"Los únicos terrenos que Josè no comprò fueron los que pertenecían a los sacerdotes".
(Gènesis 47:22).
Como hemos venido viendo en la época de Josè, el hijo de Jacob, hubo un hambre terrible en todo el mundo; y Josè, habiendo sido bendecido por Dios fue protegido de faraón. Siendo Josè el administrador de todo el imperio, trabajò con la mano de Dios para faraón y Dios hizo fructífero a faraón, tanto así, que todas las tierras del imperio fueron a parar a manos de faraón, con la sola excepción de las tierras en donde vivìan los sacerdotes.

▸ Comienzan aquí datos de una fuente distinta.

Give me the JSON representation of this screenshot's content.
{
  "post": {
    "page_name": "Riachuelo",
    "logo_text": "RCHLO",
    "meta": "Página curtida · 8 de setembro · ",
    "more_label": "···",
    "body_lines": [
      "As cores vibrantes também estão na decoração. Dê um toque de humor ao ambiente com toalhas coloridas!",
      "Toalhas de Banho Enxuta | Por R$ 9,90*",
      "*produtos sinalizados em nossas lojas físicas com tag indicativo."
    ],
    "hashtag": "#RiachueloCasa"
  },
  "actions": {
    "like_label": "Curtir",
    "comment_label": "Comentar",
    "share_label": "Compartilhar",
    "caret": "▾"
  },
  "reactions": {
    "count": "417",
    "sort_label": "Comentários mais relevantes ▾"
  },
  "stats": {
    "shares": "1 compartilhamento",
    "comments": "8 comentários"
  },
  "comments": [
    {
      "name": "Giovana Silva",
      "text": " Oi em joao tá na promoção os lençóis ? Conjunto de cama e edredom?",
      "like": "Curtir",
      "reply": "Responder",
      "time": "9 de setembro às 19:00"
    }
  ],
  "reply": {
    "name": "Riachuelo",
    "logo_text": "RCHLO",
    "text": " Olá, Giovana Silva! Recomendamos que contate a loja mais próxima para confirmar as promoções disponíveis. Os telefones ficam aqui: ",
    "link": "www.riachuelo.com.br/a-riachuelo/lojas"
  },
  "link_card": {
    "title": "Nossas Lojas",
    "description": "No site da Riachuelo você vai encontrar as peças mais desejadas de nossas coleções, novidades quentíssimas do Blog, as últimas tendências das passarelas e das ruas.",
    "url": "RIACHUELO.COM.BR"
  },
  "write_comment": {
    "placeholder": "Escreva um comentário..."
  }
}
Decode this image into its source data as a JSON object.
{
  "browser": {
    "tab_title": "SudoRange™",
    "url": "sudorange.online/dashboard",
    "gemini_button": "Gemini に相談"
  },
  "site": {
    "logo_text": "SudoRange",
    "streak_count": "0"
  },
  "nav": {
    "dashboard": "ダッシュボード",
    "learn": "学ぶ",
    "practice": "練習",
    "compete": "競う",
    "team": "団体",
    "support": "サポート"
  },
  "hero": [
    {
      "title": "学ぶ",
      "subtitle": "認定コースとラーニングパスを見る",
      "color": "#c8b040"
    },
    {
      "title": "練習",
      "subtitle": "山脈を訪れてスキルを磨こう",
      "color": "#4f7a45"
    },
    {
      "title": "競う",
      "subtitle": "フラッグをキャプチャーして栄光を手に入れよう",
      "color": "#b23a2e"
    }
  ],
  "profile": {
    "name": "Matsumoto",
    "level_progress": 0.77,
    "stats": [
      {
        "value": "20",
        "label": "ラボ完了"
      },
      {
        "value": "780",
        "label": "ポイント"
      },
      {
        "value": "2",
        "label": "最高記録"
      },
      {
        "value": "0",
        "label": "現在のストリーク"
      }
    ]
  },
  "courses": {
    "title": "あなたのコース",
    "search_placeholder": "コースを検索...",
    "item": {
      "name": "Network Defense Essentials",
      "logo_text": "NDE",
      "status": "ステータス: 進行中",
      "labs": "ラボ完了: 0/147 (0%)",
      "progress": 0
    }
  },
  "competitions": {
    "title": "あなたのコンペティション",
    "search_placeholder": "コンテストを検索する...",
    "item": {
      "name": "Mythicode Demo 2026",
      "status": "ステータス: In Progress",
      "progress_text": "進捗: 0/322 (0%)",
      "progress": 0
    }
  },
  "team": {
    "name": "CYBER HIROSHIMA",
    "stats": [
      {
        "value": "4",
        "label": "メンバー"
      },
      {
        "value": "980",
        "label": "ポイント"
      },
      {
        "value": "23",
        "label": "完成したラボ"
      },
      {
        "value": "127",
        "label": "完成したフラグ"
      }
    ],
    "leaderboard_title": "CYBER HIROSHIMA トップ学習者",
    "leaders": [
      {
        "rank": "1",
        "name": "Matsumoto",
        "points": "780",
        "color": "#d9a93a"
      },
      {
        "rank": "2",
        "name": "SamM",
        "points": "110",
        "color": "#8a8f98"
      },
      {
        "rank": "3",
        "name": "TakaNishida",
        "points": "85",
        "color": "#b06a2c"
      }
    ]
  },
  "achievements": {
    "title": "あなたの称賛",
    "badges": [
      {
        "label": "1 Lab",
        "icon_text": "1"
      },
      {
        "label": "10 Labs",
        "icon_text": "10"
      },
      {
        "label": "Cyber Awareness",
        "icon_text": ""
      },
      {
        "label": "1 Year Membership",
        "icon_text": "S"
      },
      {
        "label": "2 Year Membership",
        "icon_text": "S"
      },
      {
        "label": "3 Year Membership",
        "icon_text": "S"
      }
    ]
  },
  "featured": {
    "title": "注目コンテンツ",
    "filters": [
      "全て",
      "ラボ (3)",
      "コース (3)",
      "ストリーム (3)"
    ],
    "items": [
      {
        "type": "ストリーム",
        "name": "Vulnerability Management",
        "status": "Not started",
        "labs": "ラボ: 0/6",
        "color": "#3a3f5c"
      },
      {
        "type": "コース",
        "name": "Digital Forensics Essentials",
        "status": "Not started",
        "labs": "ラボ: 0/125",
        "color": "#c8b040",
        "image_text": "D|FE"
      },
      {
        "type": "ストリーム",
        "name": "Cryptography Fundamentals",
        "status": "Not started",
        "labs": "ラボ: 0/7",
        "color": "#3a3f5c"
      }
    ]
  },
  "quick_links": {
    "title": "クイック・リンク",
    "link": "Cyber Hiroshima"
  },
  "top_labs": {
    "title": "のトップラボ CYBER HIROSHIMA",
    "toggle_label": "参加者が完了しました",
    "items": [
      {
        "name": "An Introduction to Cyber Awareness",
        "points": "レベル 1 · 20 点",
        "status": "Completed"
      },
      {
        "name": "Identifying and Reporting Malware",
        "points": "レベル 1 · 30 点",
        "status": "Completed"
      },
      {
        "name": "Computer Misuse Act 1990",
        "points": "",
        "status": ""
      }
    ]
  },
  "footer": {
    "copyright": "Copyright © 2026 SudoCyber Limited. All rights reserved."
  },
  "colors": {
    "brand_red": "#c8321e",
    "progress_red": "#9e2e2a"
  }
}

Esa lección, esa promesa, llámela usted como quiera llamarla... està disponible para nosotros los creyentes hoy. El Señor nos ha llamado a ser un nuevo reino de reyes y sacerdotes para èl. En la medida en que nosotros lo adoremos, nos encontremos con èl cada dìa y en cada actividad diaria que realicemos, estaremos cumpliendo con el oficio de reyes y sacerdotes... y la promesa será nuestra. Y, en medio de la corrupción, de la maldad, del egoísmo, de la destrucción y el hambre que vemos a nuestro alrededor... Dios se preocuparà porque nuestras tierras no sean tocadas. Amèn.